Editorial: Shaming people for their personal interests needs to stop

By Michaela May ’20, Assistant Editor

Everyone has one thing in common: we can all say that we like something, whether it’s a sports team, a television show, a hobby, or something along those lines. Unfortunately, something else people have in common is to openly critique what others love and to shame them for being interested in these things.

Why do we continuously feel the need to put down those who are not like us or who engross themselves in something that is “weird” or “wrong” to us?

I have overheard many conversations attacking those who have an interest that the other person just might not know much about, but based on what little they know, they want to immediately deem the interest as garbage.
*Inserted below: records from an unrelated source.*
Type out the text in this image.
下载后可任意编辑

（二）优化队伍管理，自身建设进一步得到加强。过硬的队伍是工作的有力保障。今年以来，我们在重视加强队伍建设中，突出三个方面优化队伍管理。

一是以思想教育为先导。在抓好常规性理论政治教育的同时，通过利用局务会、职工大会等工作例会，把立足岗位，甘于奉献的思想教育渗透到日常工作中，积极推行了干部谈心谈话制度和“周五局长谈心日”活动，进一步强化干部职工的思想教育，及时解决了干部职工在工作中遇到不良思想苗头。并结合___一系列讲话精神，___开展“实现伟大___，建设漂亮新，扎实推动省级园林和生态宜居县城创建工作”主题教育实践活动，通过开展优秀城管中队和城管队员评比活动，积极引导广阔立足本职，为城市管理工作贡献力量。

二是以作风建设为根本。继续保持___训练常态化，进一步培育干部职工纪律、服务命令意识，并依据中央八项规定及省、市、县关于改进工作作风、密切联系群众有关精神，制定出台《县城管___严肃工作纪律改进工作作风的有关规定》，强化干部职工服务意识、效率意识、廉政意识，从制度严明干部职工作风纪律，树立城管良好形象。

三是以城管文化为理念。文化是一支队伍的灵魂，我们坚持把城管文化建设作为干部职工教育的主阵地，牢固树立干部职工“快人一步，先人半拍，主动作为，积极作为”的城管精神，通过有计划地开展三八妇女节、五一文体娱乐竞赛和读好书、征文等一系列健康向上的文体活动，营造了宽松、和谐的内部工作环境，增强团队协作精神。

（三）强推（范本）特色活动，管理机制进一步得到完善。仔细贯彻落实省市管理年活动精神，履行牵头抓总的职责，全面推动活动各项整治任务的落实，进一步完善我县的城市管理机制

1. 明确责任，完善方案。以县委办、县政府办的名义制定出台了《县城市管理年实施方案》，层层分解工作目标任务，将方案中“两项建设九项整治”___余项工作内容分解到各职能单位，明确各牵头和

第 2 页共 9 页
This is purely from my own observations about others and from listening to how they casually refer to people who are not “like them,” so to speak. A disproportionate amount of time, it is referring to the person and their interests in a negative sense.
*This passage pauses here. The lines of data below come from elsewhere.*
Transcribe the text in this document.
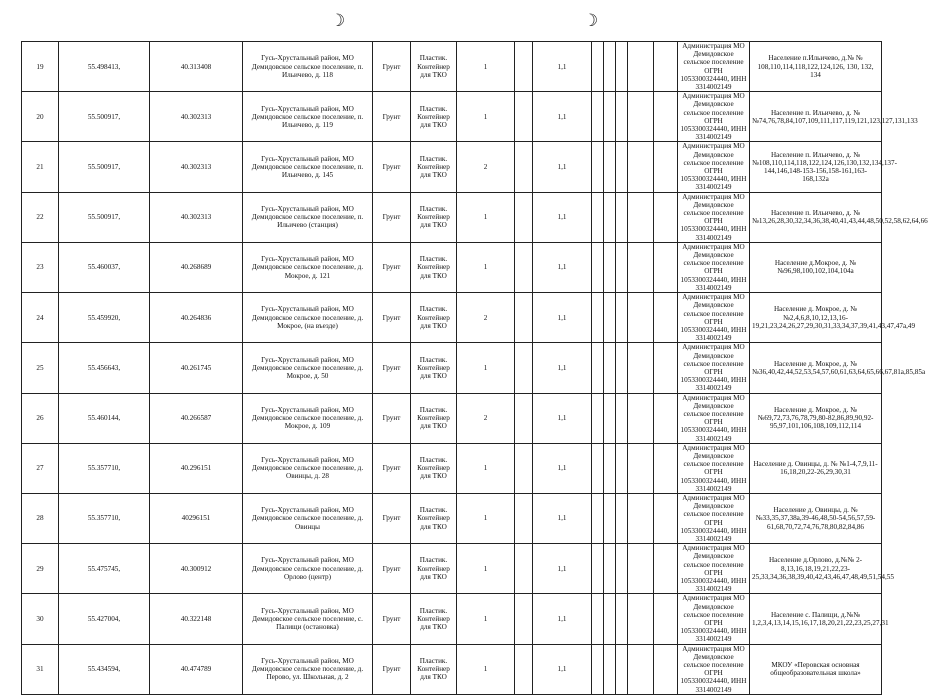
☽	☽
19	55.498413,	40.313408	Гусь-Хрустальный район, МО Демидовское сельское поселение, п. Ильичево, д. 118	Грунт	Пластик. Контейнер для ТКО	1		1,1						Администрация МО Демидовское сельское поселение ОГРН 1053300324440, ИНН 3314002149	Население п.Ильичево, д.№ № 108,110,114,118,122,124,126, 130, 132, 134
20	55.500917,	40.302313	Гусь-Хрустальный район, МО Демидовское сельское поселение, п. Ильичево, д. 119	Грунт	Пластик. Контейнер для ТКО	1		1,1						Администрация МО Демидовское сельское поселение ОГРН 1053300324440, ИНН 3314002149	Население п. Ильичево, д. № №74,76,78,84,107,109,111,117,119,121,123,127,131,133
21	55.500917,	40.302313	Гусь-Хрустальный район, МО Демидовское сельское поселение, п. Ильичево, д. 145	Грунт	Пластик. Контейнер для ТКО	2		1,1						Администрация МО Демидовское сельское поселение ОГРН 1053300324440, ИНН 3314002149	Население п. Ильичево, д. № №108,110,114,118,122,124,126,130,132,134,137-144,146,148-153-156,158-161,163-168,132а
22	55.500917,	40.302313	Гусь-Хрустальный район, МО Демидовское сельское поселение, п. Ильичево (станция)	Грунт	Пластик. Контейнер для ТКО	1		1,1						Администрация МО Демидовское сельское поселение ОГРН 1053300324440, ИНН 3314002149	Население п. Ильичево, д. № №13,26,28,30,32,34,36,38,40,41,43,44,48,50,52,58,62,64,66
23	55.460037,	40.268689	Гусь-Хрустальный район, МО Демидовское сельское поселение, д. Мокрое, д. 121	Грунт	Пластик. Контейнер для ТКО	1		1,1						Администрация МО Демидовское сельское поселение ОГРН 1053300324440, ИНН 3314002149	Население д.Мокрое, д. № №96,98,100,102,104,104а
24	55.459920,	40.264836	Гусь-Хрустальный район, МО Демидовское сельское поселение, д. Мокрое, (на въезде)	Грунт	Пластик. Контейнер для ТКО	2		1,1						Администрация МО Демидовское сельское поселение ОГРН 1053300324440, ИНН 3314002149	Население д. Мокрое, д. № №2,4,6,8,10,12,13,16-19,21,23,24,26,27,29,30,31,33,34,37,39,41,43,47,47а,49
25	55.456643,	40.261745	Гусь-Хрустальный район, МО Демидовское сельское поселение, д. Мокрое, д. 50	Грунт	Пластик. Контейнер для ТКО	1		1,1						Администрация МО Демидовское сельское поселение ОГРН 1053300324440, ИНН 3314002149	Население д. Мокрое, д. № №36,40,42,44,52,53,54,57,60,61,63,64,65,66,67,81а,85,85а
26	55.460144,	40.266587	Гусь-Хрустальный район, МО Демидовское сельское поселение, д. Мокрое, д. 109	Грунт	Пластик. Контейнер для ТКО	2		1,1						Администрация МО Демидовское сельское поселение ОГРН 1053300324440, ИНН 3314002149	Население д. Мокрое, д. № №69,72,73,76,78,79,80-82,86,89,90,92-95,97,101,106,108,109,112,114
27	55.357710,	40.296151	Гусь-Хрустальный район, МО Демидовское сельское поселение, д. Овинцы, д. 28	Грунт	Пластик. Контейнер для ТКО	1		1,1						Администрация МО Демидовское сельское поселение ОГРН 1053300324440, ИНН 3314002149	Население д. Овинцы, д. № №1-4,7,9,11-16,18,20,22-26,29,30,31
28	55.357710,	40296151	Гусь-Хрустальный район, МО Демидовское сельское поселение, д. Овинцы	Грунт	Пластик. Контейнер для ТКО	1		1,1						Администрация МО Демидовское сельское поселение ОГРН 1053300324440, ИНН 3314002149	Население д. Овинцы, д. № №33,35,37,38а,39-46,48,50-54,56,57,59-61,68,70,72,74,76,78,80,82,84,86
29	55.475745,	40.300912	Гусь-Хрустальный район, МО Демидовское сельское поселение, д. Орлово (центр)	Грунт	Пластик. Контейнер для ТКО	1		1,1						Администрация МО Демидовское сельское поселение ОГРН 1053300324440, ИНН 3314002149	Население д.Орлово, д.№№ 2-8,13,16,18,19,21,22,23-25,33,34,36,38,39,40,42,43,46,47,48,49,51,54,55
30	55.427004,	40.322148	Гусь-Хрустальный район, МО Демидовское сельское поселение, с. Палищи (остановка)	Грунт	Пластик. Контейнер для ТКО	1		1,1						Администрация МО Демидовское сельское поселение ОГРН 1053300324440, ИНН 3314002149	Население с. Палищи, д.№№ 1,2,3,4,13,14,15,16,17,18,20,21,22,23,25,27,31
31	55.434594,	40.474789	Гусь-Хрустальный район, МО Демидовское сельское поселение, д. Перово, ул. Школьная, д. 2	Грунт	Пластик. Контейнер для ТКО	1		1,1						Администрация МО Демидовское сельское поселение ОГРН 1053300324440, ИНН 3314002149	МКОУ «Перовская основная общеобразовательная школа»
I will openly admit to being guilty of this as well. Let’s face it: we all do it. Taking this into consideration, how can we be better?

If someone’s favorite team made it to the Super Bowl or the World Cup or the World Series and yours didn’t, don’t tell them yours should have made it instead and that their team is trash. Of course, we can joke with one another about these things, but it’s usually obvious if you actually mean the hostility. Don’t do it.

If someone likes a TV show that you don’t, don’t tell them how much you hate it and that they shouldn’t like it, nor should you talk about how stupid it is behind their back. There’s a reason there’s many different kinds of shows; not everyone is going to like the same things.

If someone loves a pop star and you hate pop music, don’t tell them you hate that pop star or that the person’s music taste is garbage, even if you think it. There’s a reason that person loves that pop star, and all you’re doing is making them feel bad.

Don’t purposely make others feel bad or shame them for not liking the things you like.